Przy okazji piątkowego spotkania w Pradze debiut w roli selekcjonera reprezentacji Polski zaliczył Fernando Santos. Ci, którzy liczyli na to, że Portugalczyk poprowadzi Biało-Czerwonych po triumf na inaugurację eliminacji Euro 2024, mocno się zawiedli.
Gorzko Santosa ocenił Piotr Świerczewski. Były reprezentant Polski podkreślił, że portugalski szkoleniowiec zaliczył "duży falstart". - Jestem sceptycznie nastawiony do Fernando Santosa. Nie dlatego, że to jest zły trener, ale wydaje mi się, że nie pasuje do naszej kadry - uznał emerytowany piłkarz, sugerując tym samym, że PZPN popełnił błąd, wiążąc się z tym trenerem.
- Polska to nie Portugalia, to nie drużyna, która prowadzi grę. Trener mówi, że my mamy prowadzić grę… tak, my będziemy prowadzić grę, ale z San Marino czy tego typu drużynami. Natomiast z mocniejszymi zespołami nigdy nie umieliśmy prowadzić gry i stawialiśmy na kontratak. Zawsze tak było - dodał w rozmowie z meczyki.pl.

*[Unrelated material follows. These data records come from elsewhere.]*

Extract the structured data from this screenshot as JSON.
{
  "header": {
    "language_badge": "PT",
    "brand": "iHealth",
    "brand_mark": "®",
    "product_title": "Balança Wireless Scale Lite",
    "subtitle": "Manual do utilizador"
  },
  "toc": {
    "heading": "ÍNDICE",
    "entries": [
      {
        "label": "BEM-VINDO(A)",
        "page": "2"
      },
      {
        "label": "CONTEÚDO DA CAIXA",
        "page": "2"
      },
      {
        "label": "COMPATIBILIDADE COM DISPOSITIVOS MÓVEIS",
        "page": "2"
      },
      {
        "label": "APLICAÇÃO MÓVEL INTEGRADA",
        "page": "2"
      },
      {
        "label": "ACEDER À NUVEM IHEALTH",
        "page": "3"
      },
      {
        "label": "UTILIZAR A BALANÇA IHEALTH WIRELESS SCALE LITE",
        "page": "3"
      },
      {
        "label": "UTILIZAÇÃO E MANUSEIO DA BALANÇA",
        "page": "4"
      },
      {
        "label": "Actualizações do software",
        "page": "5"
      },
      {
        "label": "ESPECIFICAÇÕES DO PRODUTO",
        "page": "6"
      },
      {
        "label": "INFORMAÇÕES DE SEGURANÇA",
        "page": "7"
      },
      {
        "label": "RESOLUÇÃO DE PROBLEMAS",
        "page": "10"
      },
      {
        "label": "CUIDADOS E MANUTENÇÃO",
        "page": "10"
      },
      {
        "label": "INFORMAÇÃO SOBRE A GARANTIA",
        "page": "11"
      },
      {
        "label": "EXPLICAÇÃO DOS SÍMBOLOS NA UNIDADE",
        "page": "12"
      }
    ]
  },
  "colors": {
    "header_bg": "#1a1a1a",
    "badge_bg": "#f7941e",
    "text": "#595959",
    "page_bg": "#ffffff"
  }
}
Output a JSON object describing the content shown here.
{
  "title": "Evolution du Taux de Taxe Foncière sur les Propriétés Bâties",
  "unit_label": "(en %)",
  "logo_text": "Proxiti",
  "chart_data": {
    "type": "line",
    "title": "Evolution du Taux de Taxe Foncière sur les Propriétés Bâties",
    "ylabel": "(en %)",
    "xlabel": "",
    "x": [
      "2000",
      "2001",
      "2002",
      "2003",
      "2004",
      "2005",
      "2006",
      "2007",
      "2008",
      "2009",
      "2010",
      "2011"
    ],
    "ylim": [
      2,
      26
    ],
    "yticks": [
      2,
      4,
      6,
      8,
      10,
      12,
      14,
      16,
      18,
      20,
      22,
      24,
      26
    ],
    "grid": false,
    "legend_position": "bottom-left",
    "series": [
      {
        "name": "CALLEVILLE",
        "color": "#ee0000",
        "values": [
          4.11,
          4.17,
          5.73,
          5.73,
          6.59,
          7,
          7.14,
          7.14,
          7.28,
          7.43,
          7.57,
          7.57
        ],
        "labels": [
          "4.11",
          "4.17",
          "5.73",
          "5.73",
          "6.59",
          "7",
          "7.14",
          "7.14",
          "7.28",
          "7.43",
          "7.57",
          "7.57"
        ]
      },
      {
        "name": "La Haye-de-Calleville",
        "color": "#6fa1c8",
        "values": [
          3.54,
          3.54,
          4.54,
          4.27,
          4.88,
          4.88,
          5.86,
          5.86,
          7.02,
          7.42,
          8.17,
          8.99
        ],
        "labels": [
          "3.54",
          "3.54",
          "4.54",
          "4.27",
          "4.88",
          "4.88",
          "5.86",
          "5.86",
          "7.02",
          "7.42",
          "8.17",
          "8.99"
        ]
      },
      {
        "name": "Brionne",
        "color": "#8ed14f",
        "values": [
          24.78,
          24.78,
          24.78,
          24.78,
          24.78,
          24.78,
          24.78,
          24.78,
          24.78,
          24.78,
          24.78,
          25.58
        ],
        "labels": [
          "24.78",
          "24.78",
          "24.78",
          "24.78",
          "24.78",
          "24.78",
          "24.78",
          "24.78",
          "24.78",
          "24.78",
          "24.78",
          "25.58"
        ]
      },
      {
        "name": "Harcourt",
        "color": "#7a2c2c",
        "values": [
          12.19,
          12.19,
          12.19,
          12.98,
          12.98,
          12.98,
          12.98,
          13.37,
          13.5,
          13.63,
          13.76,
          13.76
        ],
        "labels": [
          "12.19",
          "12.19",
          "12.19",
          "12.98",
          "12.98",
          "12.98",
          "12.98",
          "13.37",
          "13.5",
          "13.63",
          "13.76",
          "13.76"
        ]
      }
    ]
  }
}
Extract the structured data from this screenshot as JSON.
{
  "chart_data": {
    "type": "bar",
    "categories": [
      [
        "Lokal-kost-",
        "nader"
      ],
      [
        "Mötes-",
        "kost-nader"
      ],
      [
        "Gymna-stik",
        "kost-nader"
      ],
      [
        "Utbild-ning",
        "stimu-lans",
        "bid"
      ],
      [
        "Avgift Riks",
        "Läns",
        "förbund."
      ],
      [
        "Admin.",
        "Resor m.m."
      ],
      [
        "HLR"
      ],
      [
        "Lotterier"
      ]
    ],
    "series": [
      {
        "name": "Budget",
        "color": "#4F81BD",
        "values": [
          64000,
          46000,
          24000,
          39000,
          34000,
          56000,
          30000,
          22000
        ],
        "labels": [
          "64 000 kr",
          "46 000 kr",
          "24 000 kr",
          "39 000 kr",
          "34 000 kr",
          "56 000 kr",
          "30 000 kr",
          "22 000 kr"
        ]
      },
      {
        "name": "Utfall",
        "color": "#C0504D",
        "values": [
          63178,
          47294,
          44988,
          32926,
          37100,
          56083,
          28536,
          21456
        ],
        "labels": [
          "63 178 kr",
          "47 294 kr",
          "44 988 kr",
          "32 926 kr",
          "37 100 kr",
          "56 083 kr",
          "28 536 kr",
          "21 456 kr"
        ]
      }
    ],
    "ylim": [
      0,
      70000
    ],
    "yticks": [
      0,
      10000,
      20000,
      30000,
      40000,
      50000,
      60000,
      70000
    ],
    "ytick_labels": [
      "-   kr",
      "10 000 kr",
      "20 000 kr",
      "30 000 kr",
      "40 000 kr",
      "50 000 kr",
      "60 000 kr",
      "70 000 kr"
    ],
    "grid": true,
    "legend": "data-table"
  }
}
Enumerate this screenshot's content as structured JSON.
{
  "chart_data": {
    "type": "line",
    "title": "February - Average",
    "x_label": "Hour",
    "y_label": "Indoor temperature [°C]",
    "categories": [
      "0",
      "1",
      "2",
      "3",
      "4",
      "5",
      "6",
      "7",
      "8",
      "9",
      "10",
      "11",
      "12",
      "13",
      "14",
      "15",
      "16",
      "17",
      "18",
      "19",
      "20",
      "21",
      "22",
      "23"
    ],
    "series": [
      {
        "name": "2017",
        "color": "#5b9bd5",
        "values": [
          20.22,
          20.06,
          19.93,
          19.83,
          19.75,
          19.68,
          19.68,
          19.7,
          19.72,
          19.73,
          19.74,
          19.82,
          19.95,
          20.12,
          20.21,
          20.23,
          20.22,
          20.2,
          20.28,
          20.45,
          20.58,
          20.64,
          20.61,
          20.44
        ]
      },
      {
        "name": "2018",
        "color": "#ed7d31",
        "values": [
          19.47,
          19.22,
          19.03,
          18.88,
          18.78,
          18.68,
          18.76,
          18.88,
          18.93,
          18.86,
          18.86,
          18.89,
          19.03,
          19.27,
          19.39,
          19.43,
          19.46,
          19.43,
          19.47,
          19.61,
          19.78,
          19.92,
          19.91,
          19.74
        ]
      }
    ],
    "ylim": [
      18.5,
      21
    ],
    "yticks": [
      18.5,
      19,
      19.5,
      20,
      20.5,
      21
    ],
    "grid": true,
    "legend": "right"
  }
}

Później podkreślił, że "nie wie, jaki plan na kadrę ma Santos". - Dla mnie to trener przegrał pierwszy mecz. Zlekceważyliśmy przeciwnika i jego zawodników. Do tego mówienie o tych sześciu punktach - zupełnie niepotrzebne - ocenił.
A co podpowiedziałby Santosowi? - Ja nic bym mu nie powiedział. To on ma się pokazać, to on jest selekcjonerem. Gdybym miał zacząć podpowiadać, to musiałby mi zapłacić (śmiech). Niech grają, a ja będę albo krytykował, albo bił brawo - podsumował.
Zobacz także:
> Przylecieli do Pragi obserwować właśnie go. Słynny klub chce Polaka
> Kłopot bogactwa w Legii. Czy Tobiasz wróci do bramki?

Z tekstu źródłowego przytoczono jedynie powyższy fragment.